Ganhar uma causa trabalhista não é algo automático e depende diretamente da qualidade das provas documentais e testemunhais apresentadas no processo. O sucesso da ação exige que um Advogado Trabalhista em Maceió/AL analise os fatos sob a luz da Consolidação das Leis do Trabalho (CLT) para comprovar a violação de direitos no Tribunal Regional do Trabalho da 19ª Região (TRT-19).
Pricipais pontos deste artigo:
- O ganho de uma causa trabalhista exige a comprovação das violações da CLT por meio de documentação robusta (como e-mails e registros no PJe) ou depoimentos firmes de testemunhas.
- A resolução de uma ação no TRT-19 leva entre 8 e 18 meses em primeira instância, mas a realização de um acordo logo na primeira audiência pode antecipar significativamente o recebimento dos valores.

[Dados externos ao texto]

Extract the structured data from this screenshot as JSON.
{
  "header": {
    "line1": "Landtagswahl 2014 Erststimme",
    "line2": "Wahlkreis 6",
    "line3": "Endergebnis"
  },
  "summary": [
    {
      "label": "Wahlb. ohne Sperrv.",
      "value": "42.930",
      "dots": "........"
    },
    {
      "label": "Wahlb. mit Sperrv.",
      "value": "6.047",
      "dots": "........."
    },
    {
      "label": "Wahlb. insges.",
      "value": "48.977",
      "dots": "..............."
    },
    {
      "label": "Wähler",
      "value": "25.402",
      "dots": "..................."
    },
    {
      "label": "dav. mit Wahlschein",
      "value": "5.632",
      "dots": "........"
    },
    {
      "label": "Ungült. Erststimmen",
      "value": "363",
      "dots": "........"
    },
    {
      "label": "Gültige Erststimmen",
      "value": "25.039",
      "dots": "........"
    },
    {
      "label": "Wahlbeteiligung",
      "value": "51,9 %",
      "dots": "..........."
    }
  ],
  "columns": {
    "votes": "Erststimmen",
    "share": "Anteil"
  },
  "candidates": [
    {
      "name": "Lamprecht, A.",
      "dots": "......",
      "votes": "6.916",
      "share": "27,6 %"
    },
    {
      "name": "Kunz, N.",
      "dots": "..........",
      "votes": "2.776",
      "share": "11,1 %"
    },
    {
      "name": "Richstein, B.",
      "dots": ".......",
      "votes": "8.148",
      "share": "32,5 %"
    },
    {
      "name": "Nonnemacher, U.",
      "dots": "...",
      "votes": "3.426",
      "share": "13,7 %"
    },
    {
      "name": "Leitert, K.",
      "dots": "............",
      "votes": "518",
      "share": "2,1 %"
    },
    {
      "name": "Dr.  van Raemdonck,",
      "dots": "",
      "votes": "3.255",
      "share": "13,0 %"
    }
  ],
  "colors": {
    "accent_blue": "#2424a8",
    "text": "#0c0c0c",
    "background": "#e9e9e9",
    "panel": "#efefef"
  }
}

- Trabalhadores costumam pagar em torno de 30% dos valores ganhos ao advogado, mas devem estar cientes de que a Reforma Trabalhista de 2017 criou multas de sucumbência em caso de derrota.

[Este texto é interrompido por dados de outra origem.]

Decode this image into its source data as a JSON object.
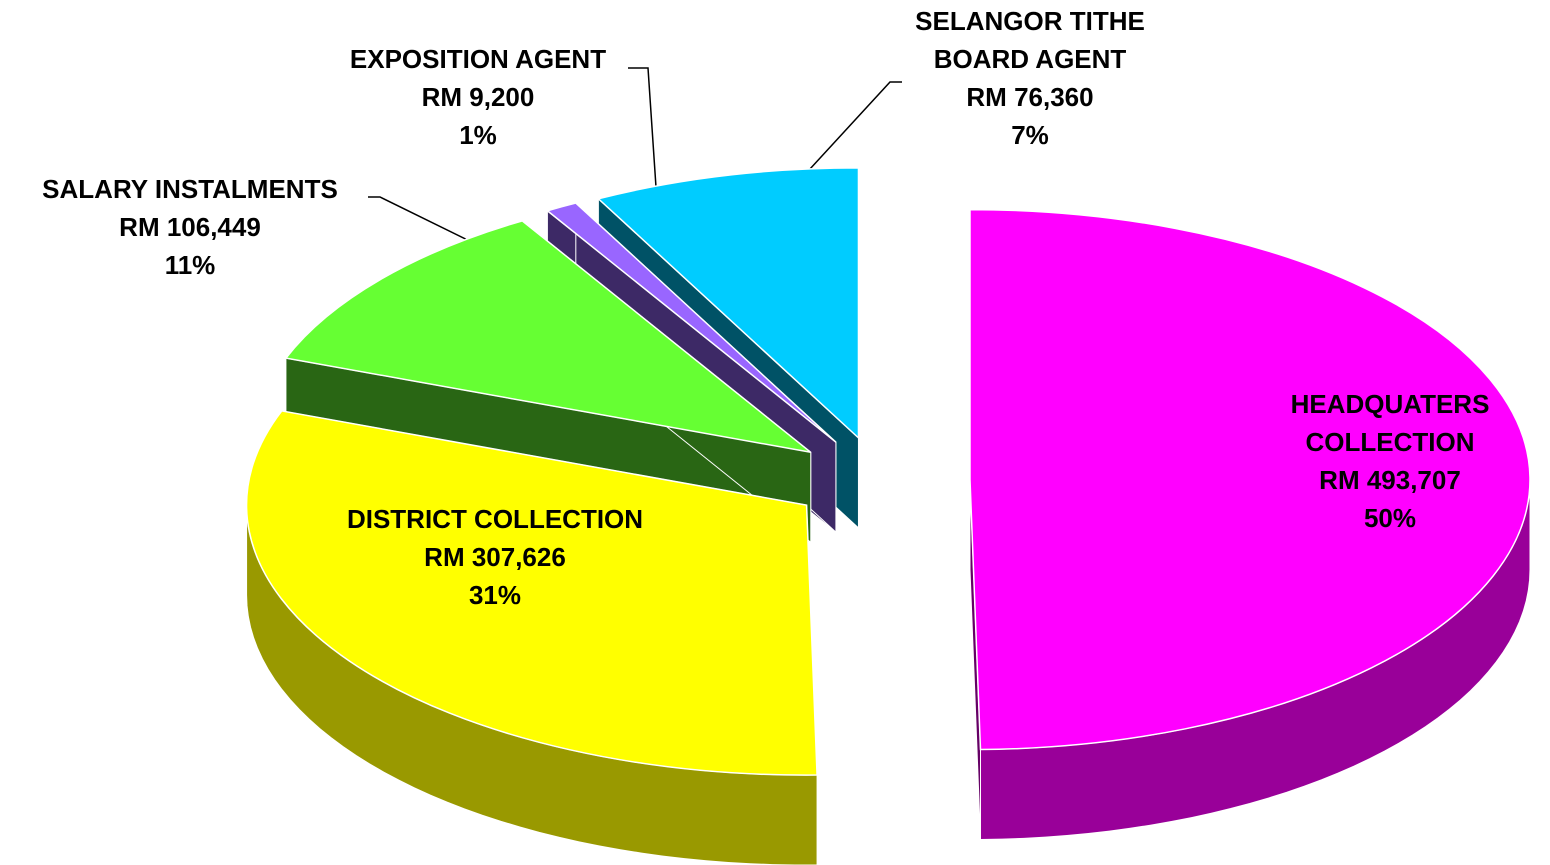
{
  "chart_data": {
    "type": "pie3d",
    "categories": [
      "HEADQUATERS COLLECTION",
      "DISTRICT COLLECTION",
      "SALARY INSTALMENTS",
      "EXPOSITION AGENT",
      "SELANGOR TITHE BOARD AGENT"
    ],
    "values": [
      493707,
      307626,
      106449,
      9200,
      76360
    ],
    "value_labels": [
      "RM 493,707",
      "RM 307,626",
      "RM 106,449",
      "RM 9,200",
      "RM 76,360"
    ],
    "percentages": [
      50,
      31,
      11,
      1,
      7
    ],
    "percentage_labels": [
      "50%",
      "31%",
      "11%",
      "1%",
      "7%"
    ],
    "colors": [
      "#ff00ff",
      "#ffff00",
      "#66ff33",
      "#9966ff",
      "#00ccff"
    ]
  }
}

Quais provas eu preciso ter para garantir meus direitos?
Para comprovar violações, a documentação escrita é a base mais segura para fundamentar o pedido inicial no Processo Judicial Eletrônico (PJe). O Advogado Trabalhista avalia os documentos (como contracheques, mensagens de WhatsApp e extratos) com base em três critérios processuais:
- Autenticidade: O documento deve ter origem comprovada e não possuir indícios de adulteração.
- Contemporaneidade: A prova precisa ter sido produzida na mesma época em que o direito foi violado.

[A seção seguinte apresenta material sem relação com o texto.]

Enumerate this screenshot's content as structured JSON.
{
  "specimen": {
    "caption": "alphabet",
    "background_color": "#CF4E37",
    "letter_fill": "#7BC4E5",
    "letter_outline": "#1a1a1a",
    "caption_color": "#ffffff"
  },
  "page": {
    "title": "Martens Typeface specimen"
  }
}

- Materialidade: O conteúdo deve demonstrar diretamente o fato alegado, como um e-mail cobrando metas fora do expediente.
Quando não há documentos suficientes, a prova testemunhal torna-se o elemento decisivo durante a Audiência de Conciliação e Instrução. Colegas de trabalho que presenciaram as mesmas rotinas ajudam a suprir o ônus da prova do reclamante (trabalhador), especialmente em casos de horas extras não registradas ou assédio moral.
Segundo a jurisprudência consolidada do Tribunal Superior do Trabalho (TST), o registro de ponto biométrico tem presunção de veracidade, cabendo ao trabalhador provar fraudes no sistema. Portanto, reunir evidências concretas de que os horários anotados não correspondiam à jornada real exige estratégia jurídica rigorosa, evitando a rejeição dos pedidos por falta de embasamento.
Quanto tempo demora um processo trabalhista em média?
O tempo de tramitação varia, mas um processo trabalhista em primeira instância costuma levar de 8 a 18 meses até a primeira sentença do juiz. De acordo com o relatório anual “Justiça em Números” do Conselho Nacional de Justiça (CNJ), a celeridade exata depende do volume de ações represadas na vara específica em que o caso caiu.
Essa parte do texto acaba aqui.